You also have your work experience to draw on to form opinions about how best to operate a business. In any job, we are thrown together with a bunch of people for a large part of each day and we have to figure out their personalities and how to navigate working with them. There are bosses, colleagues, clients and customers you like, and ones you don’t like (not all of them have heard of the No Asshole Rule). There are stupid processes that don’t make sense and annoy you with their inefficiency. But there are also things that make you feel good about the work you do and give you a sense of accomplishment and self worth. And then there are the things that make you feel less than good.
These experiences and knowledge, from both your personal and working life, form the basis and context for what you already know about business and management. This knowledge base should form the touchstone against which you can test anything you read or study about business and management to see if it rings true to your experience.
Integrate your learning into what you already have experienced. At the end of the day, it’s all elaborations and nuance of common sense.
The core concepts of business are basic common sense:
• Create something of Value
• Make People Aware of it
• Sell it for more than it costs you to make
• Duh
Antidote to Intimidation
It is good to take a moment to take stock of what you already know, and have experience in, when looking at a new subject with intimidating buzzwords like business, finance, accounting, marketing, and strategy.
It reminds me of the fellow who wanted to be wise and traveled and studied only to realize when he fell ill with cancer that he was already wise. He just didn’t understand the language of his wisdom.
This realization also reminds me of the character, Mr. Jourdain, from the Molière play, The Bourgeois Gentleman. While taking lessons to become cultivated, Mr. Jourdain is delighted to realize that he has been talking prose his whole life without knowing it.
It comes as a surprising revelation to him, “My faith! For more than forty years I have been speaking prose while knowing nothing of it, and I am the most obliged person in the world to you for telling me so.”
Moliere is making fun of someone who has pretense of being an aristocrat but the situation is revealing.
Sometimes the language used obscures from us our own hard earned knowledge.
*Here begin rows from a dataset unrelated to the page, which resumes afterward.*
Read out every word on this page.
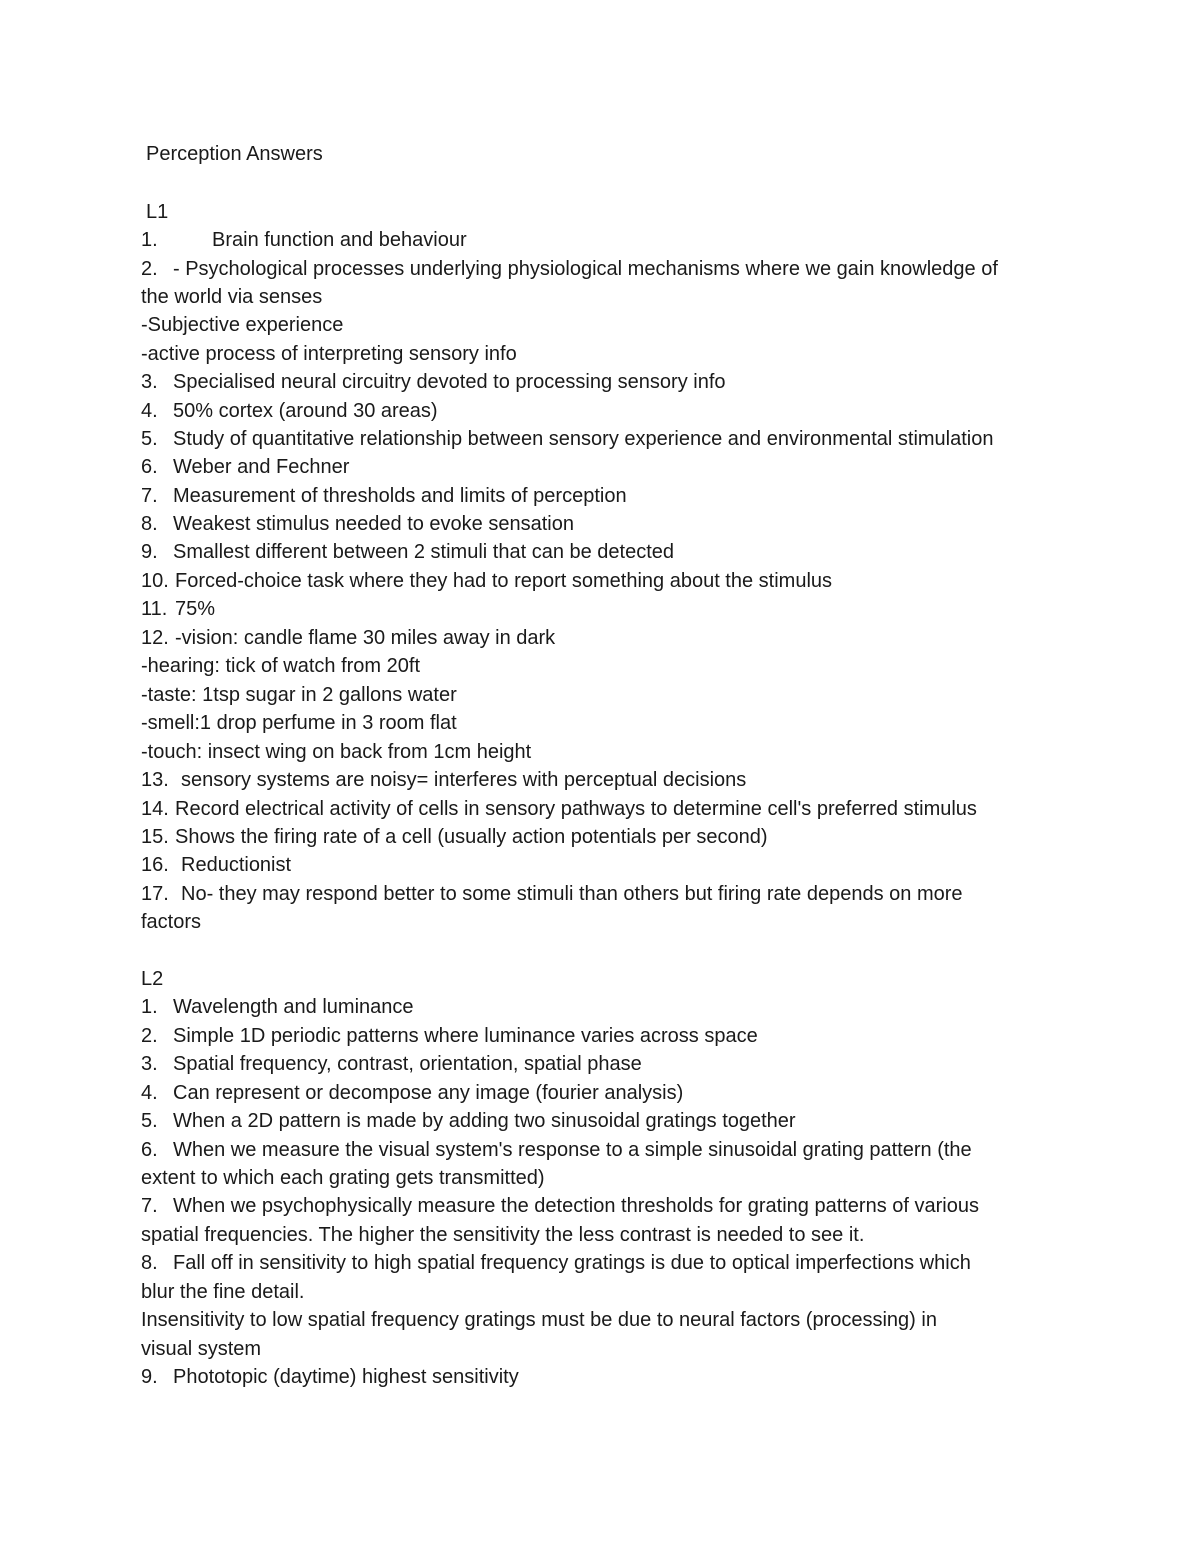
Perception Answers
L1
1.	Brain function and behaviour
2. - Psychological processes underlying physiological mechanisms where we gain knowledge of
the world via senses
-Subjective experience
-active process of interpreting sensory info
3. Specialised neural circuitry devoted to processing sensory info
4. 50% cortex (around 30 areas)
5. Study of quantitative relationship between sensory experience and environmental stimulation
6. Weber and Fechner
7. Measurement of thresholds and limits of perception
8. Weakest stimulus needed to evoke sensation
9. Smallest different between 2 stimuli that can be detected
10. Forced-choice task where they had to report something about the stimulus
11. 75%
12. -vision: candle flame 30 miles away in dark
-hearing: tick of watch from 20ft
-taste: 1tsp sugar in 2 gallons water
-smell:1 drop perfume in 3 room flat
-touch: insect wing on back from 1cm height
13. sensory systems are noisy= interferes with perceptual decisions
14. Record electrical activity of cells in sensory pathways to determine cell's preferred stimulus
15. Shows the firing rate of a cell (usually action potentials per second)
16. Reductionist
17. No- they may respond better to some stimuli than others but firing rate depends on more
factors
L2
1. Wavelength and luminance
2. Simple 1D periodic patterns where luminance varies across space
3. Spatial frequency, contrast, orientation, spatial phase
4. Can represent or decompose any image (fourier analysis)
5. When a 2D pattern is made by adding two sinusoidal gratings together
6. When we measure the visual system's response to a simple sinusoidal grating pattern (the
extent to which each grating gets transmitted)
7. When we psychophysically measure the detection thresholds for grating patterns of various
spatial frequencies. The higher the sensitivity the less contrast is needed to see it.
8. Fall off in sensitivity to high spatial frequency gratings is due to optical imperfections which
blur the fine detail.
Insensitivity to low spatial frequency gratings must be due to neural factors (processing) in
visual system
9. Phototopic (daytime) highest sensitivity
Sometimes impenetrable language is intentionally used to keep people out of the know.
My intent here is to get you over the hurdle that the skills and disciplines of business are difficult to learn. You already know them.
An extension of your existing personality
In many ways running a business is simply a special case of the set of activities you perform regularly in your private life. Many parts of the business equation have to do with interactions you have been continuously involved in, but from the other side as a customer or someone who is advertised or marketed to.
How these activities have impacted you and how you react to them, and interact with them, will provide you with a deep understanding and context about what is effective and important to you, and what is not.
By taking stock of your personality and predispositions in this manner, you can develop a business persona and set of operating principles that are in line with your innate strengths, interests and preferences. Model this extension of your behavior on what you already know about yourself and not on some abstract idea of a business executive. Look at developing these skills and knowledge base as a way to impress your personal stamp on the world in an effective and beneficial way, not as an oblique strategy to impress others with your success.